The white rhino is one of the two rhino species found in Africa and the second-largest land mammal on earth. Despite its name the white rhino is not actually white at all, its skin is grey in colour. There are many different theories as to where the term ‘white’ came from, but the most common one is that it is derived from the Afrikaans word for ‘wide’, describing the white rhino's wide mouth and upper lip. The white rhino is also known as the square-lipped rhino and is the larger of the two African species (black rhino, white rhino).
There are two genetically distinct white rhino subspecies, the northern white rhinoceros (scientific name: Ceratotherium simum cottoni) and the southern white rhinoceros (scientific name: Ceratotherium simum) found in different parts of Africa. Sadly, the northern white rhino is on the brink of extinction and considered critically endangered. In 2018, the last remaining adult male northern white rhino named Sudan passed away. There are now only two female northern white rhinos left, Najin and Fatu, both living at Ol Pejeta Conservancy in Kenya heavily protected by armed guards. However, some exciting advancements have been made with scientists and conservationists successfully creating nine northern white rhino embryos to use for in vitro fertilization.
White Rhino Characteristics
The white rhino is a grazer with a large front horn and can often be found grazing on short grass in the open plains of the savanna. They are an important part of the ecosystem! They need to feed on a daily basis but can survive for 4 to 5 days without water. Adult males typically defend their territories and roam with small groups of female rhinos and their calves.
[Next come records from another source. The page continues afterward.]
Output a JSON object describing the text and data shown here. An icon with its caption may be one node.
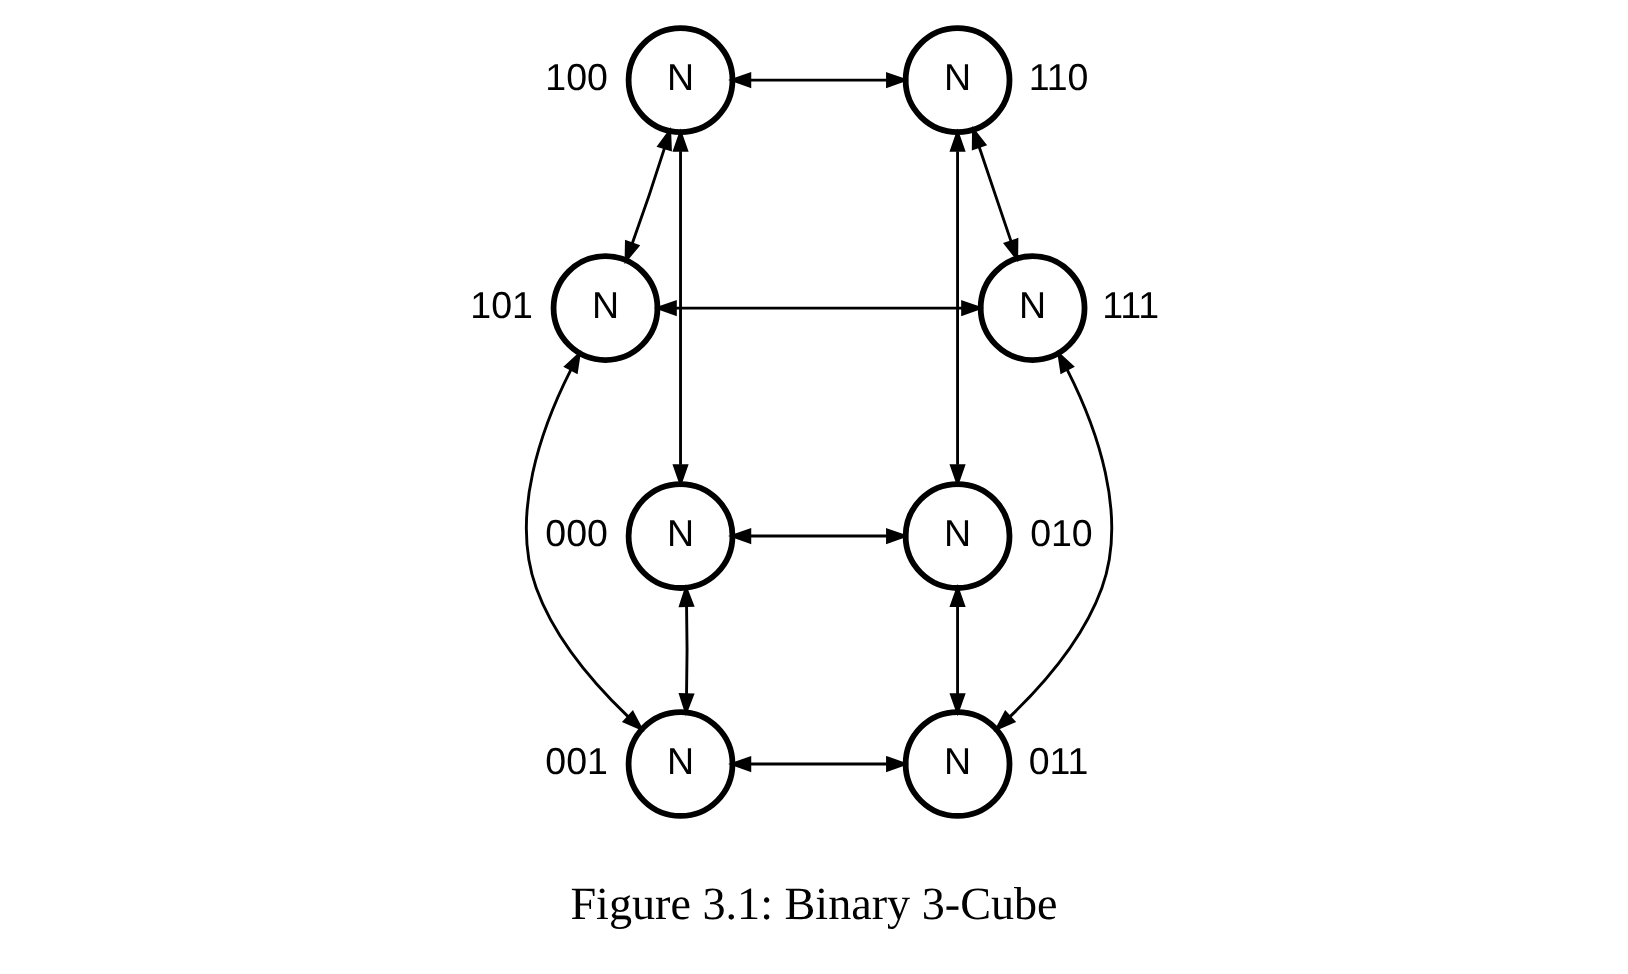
{
  "diagram": {
    "caption": "Figure 3.1: Binary 3-Cube",
    "nodes": [
      {
        "text": [
          "N"
        ],
        "beside": [
          "100"
        ]
      },
      {
        "text": [
          "N"
        ],
        "beside": [
          "110"
        ]
      },
      {
        "text": [
          "N"
        ],
        "beside": [
          "101"
        ]
      },
      {
        "text": [
          "N"
        ],
        "beside": [
          "111"
        ]
      },
      {
        "text": [
          "N"
        ],
        "beside": [
          "000"
        ]
      },
      {
        "text": [
          "N"
        ],
        "beside": [
          "010"
        ]
      },
      {
        "text": [
          "N"
        ],
        "beside": [
          "001"
        ]
      },
      {
        "text": [
          "N"
        ],
        "beside": [
          "011"
        ]
      }
    ],
    "edges": [
      {
        "from": 0,
        "to": 1,
        "arrow": "both"
      },
      {
        "from": 0,
        "to": 2,
        "arrow": "both"
      },
      {
        "from": 0,
        "to": 4,
        "arrow": "both"
      },
      {
        "from": 1,
        "to": 3,
        "arrow": "both"
      },
      {
        "from": 1,
        "to": 5,
        "arrow": "both"
      },
      {
        "from": 2,
        "to": 3,
        "arrow": "both"
      },
      {
        "from": 2,
        "to": 6,
        "arrow": "both"
      },
      {
        "from": 3,
        "to": 7,
        "arrow": "both"
      },
      {
        "from": 4,
        "to": 5,
        "arrow": "both"
      },
      {
        "from": 4,
        "to": 6,
        "arrow": "both"
      },
      {
        "from": 5,
        "to": 7,
        "arrow": "both"
      },
      {
        "from": 6,
        "to": 7,
        "arrow": "both"
      }
    ]
  }
}
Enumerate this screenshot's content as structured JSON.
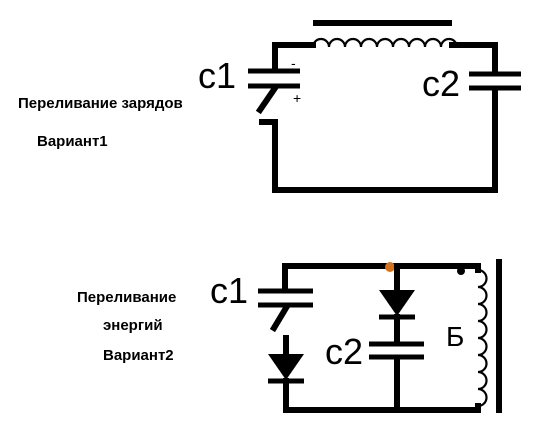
{
  "variant1": {
    "cap_left_label": "с1",
    "cap_right_label": "с2",
    "polarity_minus": "-",
    "polarity_plus": "+",
    "caption_title": "Переливание зарядов",
    "caption_variant": "Вариант1"
  },
  "variant2": {
    "cap_left_label": "с1",
    "cap_middle_label": "с2",
    "battery_label": "Б",
    "caption_line1": "Переливание",
    "caption_line2": "энергий",
    "caption_variant": "Вариант2"
  },
  "colors": {
    "wire": "#000000",
    "node_dot": "#d4721e"
  }
}
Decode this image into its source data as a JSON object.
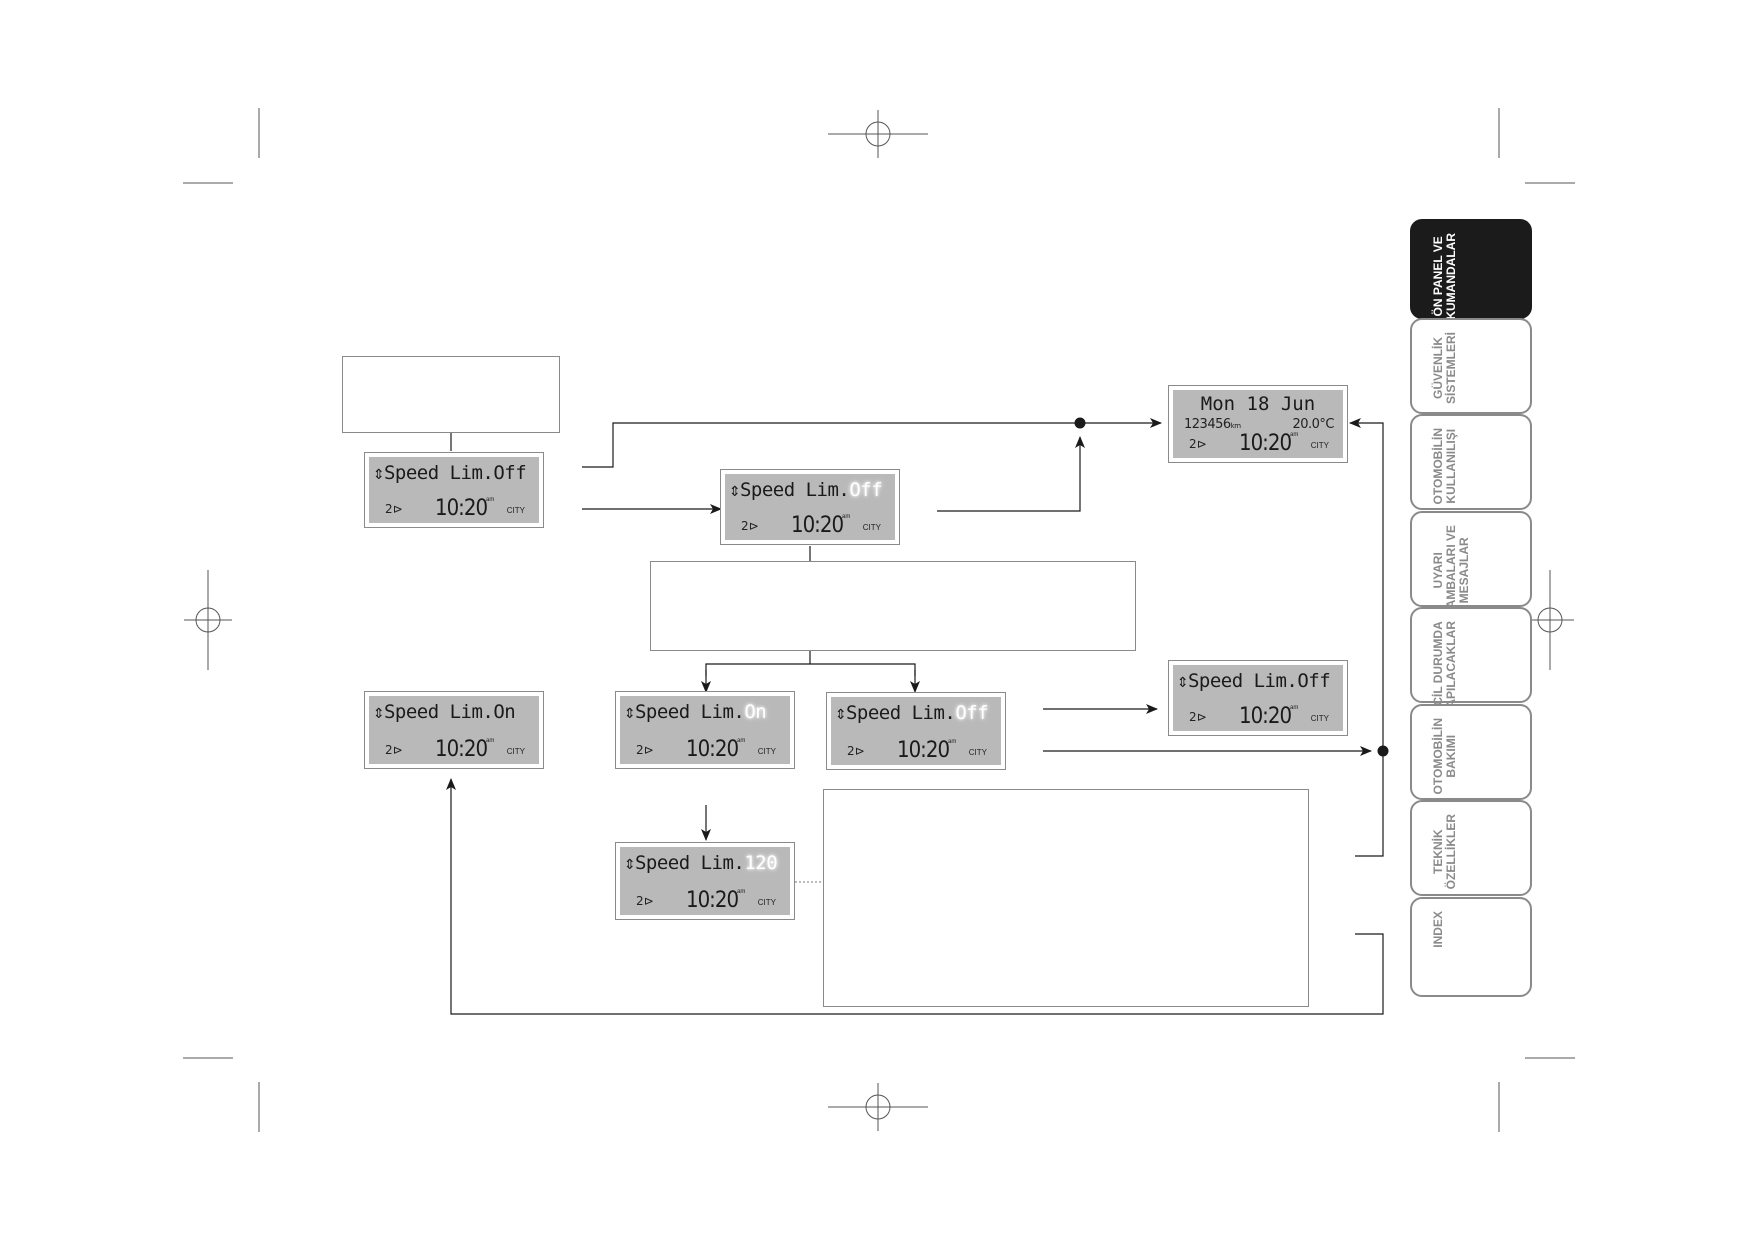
{
  "displays": [
    {
      "id": "d1",
      "line1": "Speed Lim.",
      "value": "Off",
      "blink": false,
      "time": "10:20",
      "ampm": "am",
      "mode": "CITY",
      "outside_temp": "2"
    },
    {
      "id": "d2",
      "line1": "Speed Lim.",
      "value": "Off",
      "blink": true,
      "time": "10:20",
      "ampm": "am",
      "mode": "CITY",
      "outside_temp": "2"
    },
    {
      "id": "d3",
      "date": "Mon 18 Jun",
      "odometer": "123456",
      "odo_unit": "km",
      "temperature": "20.0°C",
      "time": "10:20",
      "ampm": "am",
      "mode": "CITY",
      "outside_temp": "2"
    },
    {
      "id": "d4",
      "line1": "Speed Lim.",
      "value": "On",
      "blink": false,
      "time": "10:20",
      "ampm": "am",
      "mode": "CITY",
      "outside_temp": "2"
    },
    {
      "id": "d5",
      "line1": "Speed Lim.",
      "value": "On",
      "blink": true,
      "time": "10:20",
      "ampm": "am",
      "mode": "CITY",
      "outside_temp": "2"
    },
    {
      "id": "d6",
      "line1": "Speed Lim.",
      "value": "Off",
      "blink": true,
      "time": "10:20",
      "ampm": "am",
      "mode": "CITY",
      "outside_temp": "2"
    },
    {
      "id": "d7",
      "line1": "Speed Lim.",
      "value": "Off",
      "blink": false,
      "time": "10:20",
      "ampm": "am",
      "mode": "CITY",
      "outside_temp": "2"
    },
    {
      "id": "d8",
      "line1": "Speed Lim.",
      "value": "120",
      "blink": true,
      "time": "10:20",
      "ampm": "am",
      "mode": "CITY",
      "outside_temp": "2"
    }
  ],
  "tabs": [
    {
      "label": "ÖN PANEL VE\nKUMANDALAR",
      "active": true
    },
    {
      "label": "GÜVENLİK\nSİSTEMLERİ",
      "active": false
    },
    {
      "label": "OTOMOBİLİN\nKULLANILIŞI",
      "active": false
    },
    {
      "label": "UYARI\nLAMBALARI VE\nMESAJLAR",
      "active": false
    },
    {
      "label": "ACİL DURUMDA\nYAPILACAKLAR",
      "active": false
    },
    {
      "label": "OTOMOBİLİN\nBAKIMI",
      "active": false
    },
    {
      "label": "TEKNİK\nÖZELLİKLER",
      "active": false
    },
    {
      "label": "INDEX",
      "active": false
    }
  ]
}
The Southern white rhino can be found mostly in South Africa, with smaller translocated populations found in Kenya and Zimbabwe. There are also smaller reintroduced populations in Namibia, Botswana, Zimbabwe, Zambia, Swaziland, Uganda and Eswatini, while a small population survives in Mozambique.
Populations of white rhino have recovered from an all-time low of around 100 in 1895 to the current wild population of around 18,067 and the species is now classified as Near Threatened. However, an increase in habitat loss and rhino poaching since 2008, particularly in South Africa, is once again threatening the total population. Rhino horn is often sold by poachers on the wildlife trade black market, typically in Asia where keratin is considered very valuable. However, the southern white rhino’s population increase is considered a great conservation success!
While rhino conservation efforts and rhino-safe national parks and game reserves in southern Africa have helped increase white rhino numbers, there is always more work to be done!